The polar opposite of the functional approach is to make a system where the state of the system does affect the result of what happens next. A simple example would be a computer drawing system driving a pen: the effect of asking the pen to move depends on whether the pen is up or down. The state approach makes the behaviour of the system depend on the value of one or more variables, known as state variables (or together 'the state'). A system which consists mostly of code using the state approach can be called a 'state machine'.
In a state machine, because everything depends on everything else, testing and fixing problems can be hard, even impossible, so you should take care not to use the state approach where it is not suitable. It is particularly suitable where a system can be in a small number of states where the results of performing some operations can be quite different in different states (like drawing or not drawing a line, or a connection to another application being available or not). Storing a user's preferences and modifying what you display as a result is also a good example of state variables.
State goes hand in hand with a procedural approach, and like that you should make sure you do not over-use it. Too much state information affecting too many operations means that your application will be very complex and difficult to write and maintain.
In most languages saving state is simple, requiring you to declare a variable and read from it or write to it when you need to.
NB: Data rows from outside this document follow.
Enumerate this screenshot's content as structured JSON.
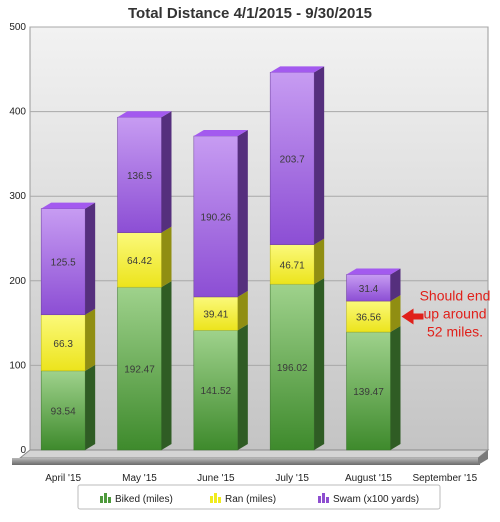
{
  "chart_data": {
    "type": "bar",
    "stacked": true,
    "title": "Total Distance 4/1/2015 - 9/30/2015",
    "xlabel": "",
    "ylabel": "",
    "ylim": [
      0,
      500
    ],
    "yticks": [
      0,
      100,
      200,
      300,
      400,
      500
    ],
    "categories": [
      "April '15",
      "May '15",
      "June '15",
      "July '15",
      "August '15",
      "September '15"
    ],
    "series": [
      {
        "name": "Biked (miles)",
        "values": [
          93.54,
          192.47,
          141.52,
          196.02,
          139.47,
          null
        ],
        "labels": [
          "93.54",
          "192.47",
          "141.52",
          "196.02",
          "139.47",
          ""
        ],
        "color": "#4e9a3c"
      },
      {
        "name": "Ran (miles)",
        "values": [
          66.3,
          64.42,
          39.41,
          46.71,
          36.56,
          null
        ],
        "labels": [
          "66.3",
          "64.42",
          "39.41",
          "46.71",
          "36.56",
          ""
        ],
        "color": "#f0ec1e"
      },
      {
        "name": "Swam (x100 yards)",
        "values": [
          125.5,
          136.5,
          190.26,
          203.7,
          31.4,
          null
        ],
        "labels": [
          "125.5",
          "136.5",
          "190.26",
          "203.7",
          "31.4",
          ""
        ],
        "color": "#8e4ed0"
      }
    ],
    "grid": true,
    "legend": "bottom",
    "annotation": {
      "lines": [
        "Should end",
        "up around",
        "52 miles."
      ],
      "color": "#e0201a",
      "target_category": "August '15",
      "target_series": "Ran (miles)"
    }
  }
}
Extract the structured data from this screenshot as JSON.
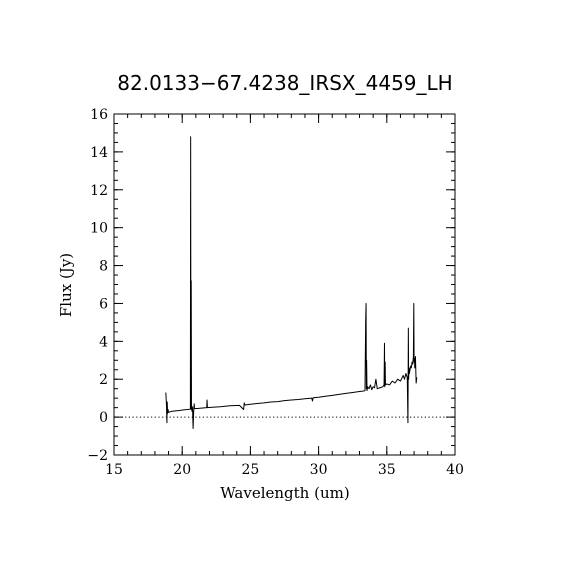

In object oriented languages, to store state information for the whole application you should make use of static fields, perhaps creating an entire static class called State which contains nothing but static fields (or properties) containing state information.
Object orientation is something that modern languages strongly encourage you to use, and it's likely that the language you choose for your problem will have a lot of supporting material telling you how to use objects, so I won't write a lot about it here. It is basically the principle that categories of information have intrinsic actions that can be performed on it, and the exact result of that action depends on exactly what the information is.
Object orientation – OO as it has become known – is based on a few basic principles. The first is polymorphism: the result of asking an object to do something depends on what the object is (for example, asking a car to move causes its wheels to turn, asking a dog to move causes it to walk and asking a tree to move is an error). The second is inheritance: if an object doesn't know what to do when you ask it to do something, it will do whatever its 'parent' would do (for example, asking a Ferrari to move would cause the code for asking a car to move to be run). The third is encapsulation: you don't need to know how an object does something, just what it does.
These three principles allow you to create extremely flexible and modular applications.The object approach is good for most things, which is why modern languages are almost without exception based around it. In fact it is useful in so many scenarios that I couldn't begin to talk about them here, and it's such a wide approach that I'll talk about how to apply it in some particular scenarios much later, when I'm talking about writing code instead of just thinking about it. OO is particularly indispensable when an application is handling data that is not of uniform type but where it all supports similar operations, and it helps a lot with the process of splitting a problem up into smaller parts as I will discuss later.
There are a few situations where the OO approach is a hindrance. In fact you've met them already: libraries of functions and storing state information. Objects also do not match up particularly well with files or other low level input/output (I/O) situations. However, you can always make use of static items to bring the non-OO approach into a predominantly OO environment.